Al tempo stesso, c'è il processo di Bratislava, secondo cui l'Europa a 27 deve riuscire a darsi una governance su alcuni temi
nuovi, dove può andare più in là rispetto a un'Europa a 28. Quindi, di sicuro i temi istituzionali saranno sul tavolo. Aprire un
nuovo grande dibattito sulla Costituzione porterebbe probabilmente in questo momento ad arenarsi in questioni che sono
materia dei costituzionalisti, già molto pesanti, complessi all'epoca del Trattato che adotta una Costituzione per l'Europa.

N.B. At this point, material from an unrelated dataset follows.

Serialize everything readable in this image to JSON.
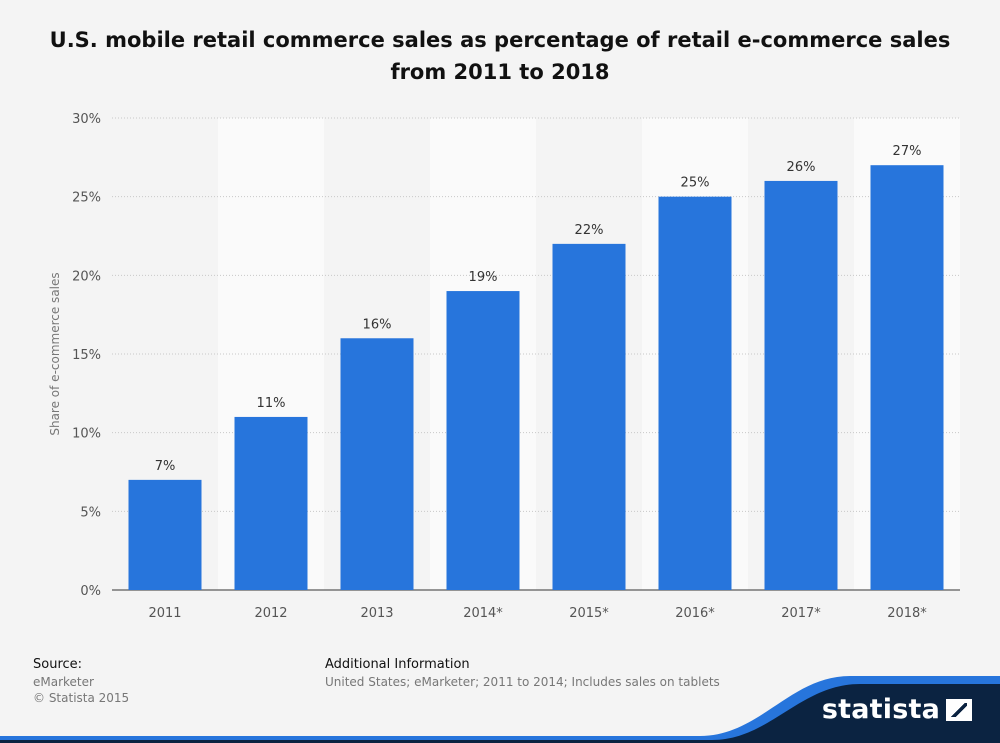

Quello di cui forse c'è più bisogno è di riuscire a dimostrare che nelle politiche su cui ci siamo impegnati, che sia il capitolo
sociale, la politica sull'immigrazione, la politica digitale, le politiche per le nuove forme di energia, riusciamo a fare dei
progressi. La gente vuole vedere questo, anche con piccoli passi. Un esempio molto concreto è anche alla guardia costiera
europea, realizzata in tempi record, dove l'Europa può fare la differenza. Riaprire il cantiere costituzionale, quindi, in questa
fase potrebbe paralizzare tutti questi passi in avanti. Al tempo stesso, il sessantenario che si festeggerà a breve sarà da
stimolo per trovare nuove ragioni per cui portare avanti la costruzione dell'Europa e approfondirne l'Unione.